San Francisco de Borja
Falleció el 30 de septiembre
Año 1572


La familia española Borja o Borgia se hizo célebre cuando Alfonso Borgia fue elegido papa con el
nombre de Calixto III y luego cuando otro Borgia fue nombrado Pontífice y se llamó Alejandro VI.
Este Borgia antes, de ser Pontífice, había tenido cuatro hijos. Uno de ellos fue el padre de
Francisco de Borja.

Francisco de Borja era nieto del Papa Alejandro VI por parte del padre; nieto del rey Fernando de Aragón
por parte de la madre, primo del emperador Carlos Quinto e hijo del Duque de Gandia.

En su familia se preocuparon porque el joven recibiera la mejor educación posible y fue enviado a la corte
del emperador para que allí aprendiera el arte de gobernar. Esto le fue de gran utilidad para los cargos
que tuvo que desempeñar más tarde.

Contrajo matrimonio con Leonor de Castro, una joven de la corte del emperador y tuvo seis hijos.
Su matrimonio duró 17 años y fue un modelo de armonía y de fidelidad.

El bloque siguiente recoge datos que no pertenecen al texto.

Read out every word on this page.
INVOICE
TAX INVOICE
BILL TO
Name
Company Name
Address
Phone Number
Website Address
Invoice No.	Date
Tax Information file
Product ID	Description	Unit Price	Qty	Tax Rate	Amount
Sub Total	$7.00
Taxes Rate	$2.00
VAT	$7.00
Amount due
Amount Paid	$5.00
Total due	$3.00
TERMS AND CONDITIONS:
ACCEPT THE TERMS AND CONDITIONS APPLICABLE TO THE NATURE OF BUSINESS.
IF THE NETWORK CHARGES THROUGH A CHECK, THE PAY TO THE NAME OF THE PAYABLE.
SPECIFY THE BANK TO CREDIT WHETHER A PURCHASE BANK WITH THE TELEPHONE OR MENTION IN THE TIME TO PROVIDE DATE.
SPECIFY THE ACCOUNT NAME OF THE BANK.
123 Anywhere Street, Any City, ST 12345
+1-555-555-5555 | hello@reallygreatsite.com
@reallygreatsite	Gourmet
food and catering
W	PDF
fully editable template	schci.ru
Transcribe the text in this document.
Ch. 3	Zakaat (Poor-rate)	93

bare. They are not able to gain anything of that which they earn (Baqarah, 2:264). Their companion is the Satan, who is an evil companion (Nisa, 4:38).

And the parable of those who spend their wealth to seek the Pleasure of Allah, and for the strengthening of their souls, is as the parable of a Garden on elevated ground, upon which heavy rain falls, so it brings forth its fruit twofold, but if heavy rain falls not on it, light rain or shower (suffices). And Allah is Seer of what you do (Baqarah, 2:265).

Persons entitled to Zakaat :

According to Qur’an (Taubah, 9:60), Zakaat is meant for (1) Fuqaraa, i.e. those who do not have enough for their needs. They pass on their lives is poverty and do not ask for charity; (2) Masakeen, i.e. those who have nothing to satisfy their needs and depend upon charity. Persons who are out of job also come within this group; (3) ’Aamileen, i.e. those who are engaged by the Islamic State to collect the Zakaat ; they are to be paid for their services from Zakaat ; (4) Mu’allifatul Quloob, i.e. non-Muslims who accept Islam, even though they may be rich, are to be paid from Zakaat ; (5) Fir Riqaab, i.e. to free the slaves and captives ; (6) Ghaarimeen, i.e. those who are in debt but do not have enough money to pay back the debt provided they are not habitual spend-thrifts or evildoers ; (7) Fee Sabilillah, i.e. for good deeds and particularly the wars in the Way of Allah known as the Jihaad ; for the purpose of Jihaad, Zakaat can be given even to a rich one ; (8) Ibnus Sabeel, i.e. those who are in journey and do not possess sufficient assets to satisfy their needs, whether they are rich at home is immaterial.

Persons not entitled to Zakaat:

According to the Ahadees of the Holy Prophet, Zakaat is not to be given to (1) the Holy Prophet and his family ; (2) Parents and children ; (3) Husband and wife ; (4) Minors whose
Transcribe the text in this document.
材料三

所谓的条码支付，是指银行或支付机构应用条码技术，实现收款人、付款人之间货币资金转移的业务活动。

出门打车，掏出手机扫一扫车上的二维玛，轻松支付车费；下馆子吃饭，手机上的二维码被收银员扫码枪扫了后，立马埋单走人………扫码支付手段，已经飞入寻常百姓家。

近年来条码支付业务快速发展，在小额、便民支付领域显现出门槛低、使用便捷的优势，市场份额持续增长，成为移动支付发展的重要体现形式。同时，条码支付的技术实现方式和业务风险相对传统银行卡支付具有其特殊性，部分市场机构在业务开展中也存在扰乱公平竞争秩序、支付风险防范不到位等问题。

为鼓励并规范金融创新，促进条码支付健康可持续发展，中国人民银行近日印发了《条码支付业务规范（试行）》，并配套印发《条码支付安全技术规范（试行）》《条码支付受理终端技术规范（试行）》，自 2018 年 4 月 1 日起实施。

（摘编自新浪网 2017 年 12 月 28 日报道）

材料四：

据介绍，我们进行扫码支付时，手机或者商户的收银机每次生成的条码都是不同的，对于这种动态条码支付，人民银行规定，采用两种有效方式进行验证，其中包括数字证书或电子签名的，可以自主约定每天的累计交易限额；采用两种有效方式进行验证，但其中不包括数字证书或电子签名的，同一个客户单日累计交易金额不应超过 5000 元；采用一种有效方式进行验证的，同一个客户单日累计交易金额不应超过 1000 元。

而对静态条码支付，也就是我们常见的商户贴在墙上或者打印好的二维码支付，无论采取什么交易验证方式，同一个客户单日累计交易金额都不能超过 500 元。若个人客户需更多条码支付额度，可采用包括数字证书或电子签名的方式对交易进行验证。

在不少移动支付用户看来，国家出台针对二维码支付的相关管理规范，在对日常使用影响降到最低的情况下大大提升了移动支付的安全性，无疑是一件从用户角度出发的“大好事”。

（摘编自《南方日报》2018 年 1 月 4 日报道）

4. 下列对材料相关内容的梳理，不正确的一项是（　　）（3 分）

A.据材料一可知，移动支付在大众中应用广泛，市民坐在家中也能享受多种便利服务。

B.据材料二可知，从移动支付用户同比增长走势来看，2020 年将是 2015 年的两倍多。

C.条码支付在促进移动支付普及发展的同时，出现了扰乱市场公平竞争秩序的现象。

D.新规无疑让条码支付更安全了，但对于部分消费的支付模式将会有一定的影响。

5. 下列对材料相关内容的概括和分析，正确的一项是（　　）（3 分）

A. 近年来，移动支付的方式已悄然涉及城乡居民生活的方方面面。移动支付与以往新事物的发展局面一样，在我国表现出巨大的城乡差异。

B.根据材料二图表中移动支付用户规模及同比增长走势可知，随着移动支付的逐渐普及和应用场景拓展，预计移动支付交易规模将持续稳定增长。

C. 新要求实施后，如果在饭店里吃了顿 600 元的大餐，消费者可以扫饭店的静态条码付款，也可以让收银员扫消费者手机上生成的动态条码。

El emperador Carlos V, lo nombró
Virrey de Cataluña (con capital Barcelona) región que estaba en gran desorden
y con muchas pandillas de asaltantes. Francisco puso orden prontamente y demostró tener grandes cualidades para gobernar.

La gente empezó a notar que la vida y el comportamiento del
Virrey Francisco de Borja cambiaban de
manera sorprendente. Ya no le interesaban las fiestas mundanas, sino los actos religiosos. Ya no iba
a cacerías y a bailes, sino a visitar pobres y a charlar con religiosos y sacerdotes. Un obispo escribía de
él en ese tiempo: "
Don Francisco es modelo de gobernantes y un caballero admirable. Es un hombre verdaderamente
humilde y sumamente bondadoso. Educa a sus 6 hijos con un esmero extraordinario
y se preocupa mucho por el bienestar de sus empleados.

En 1546 murió su esposa, la señora Leonor. Desde entonces ya
Francisco de Borja no pensó sino en
hacerse religioso y sacerdote. Escribió a San Ignacio de Loyola pidiéndole que lo admitiera como jesuita.
El santo le respondió que sí lo admitiría, pero que antes se dedicara a terminar la educación de sus hijos y que
aprovechara este tiempo para asistir a la universidad y obtener el grado en teología. Así lo hizo
puntualmente (San Ignacio le escribió recomendándole que no le contara a la gente semejante noticia
tan inesperada, "porque el mundo no tiene orejas para oír tal estruendo").

En 1551, después de dejar a sus hijos en buenas posiciones y herederos de sus muchos bienes,
fue ordenado como sacerdote, religioso jesuita. Esa fue "la noticia del año" y de la época, que el Duque
de Gandía y gobernador de Barcelona lo dejaba todo, y se iba de religioso, y era ordenado sacerdote.
El gentío que asistió a su primera misa fue tan extraordinario que tuvo que celebrarla en una plaza.

En 1554 fue nombrado por San Ignacio como superior de los jesuitas en España. Dicen que él fue
propiamente el propagador de dicha comunidad en esas tierras. Con sus cualidades de mando organizó
muy sabiamente a sus religiosos y empezó a enviar misioneros a América. El número de casas de su
congregación creció admirablemente.

Lo primero que se propuso fue dominar su cuerpo por medio de fuertes sacrificios en el comer y beber
y en el descanso. Era gordo y robusto y llegó a adelgazar de manera impresionante.

Al morir San Ignacio lo reemplazó el Padre Laínez. Y al morir éste, los jesuitas nombraron como
Superior General a  
Francisco de Borja. Durante los siete años que ocupó este altísimo cargo se dedicó con
tan grande actividad a su oficio, que ha sido llamado por algunos, "el segundo fundador de los Jesuítas".

Se había esforzado casi en exceso por cumplir sus deberes y se había desgastado totalmente.
Y el 30 de septiembre de 1572 entregó su alma al Creador.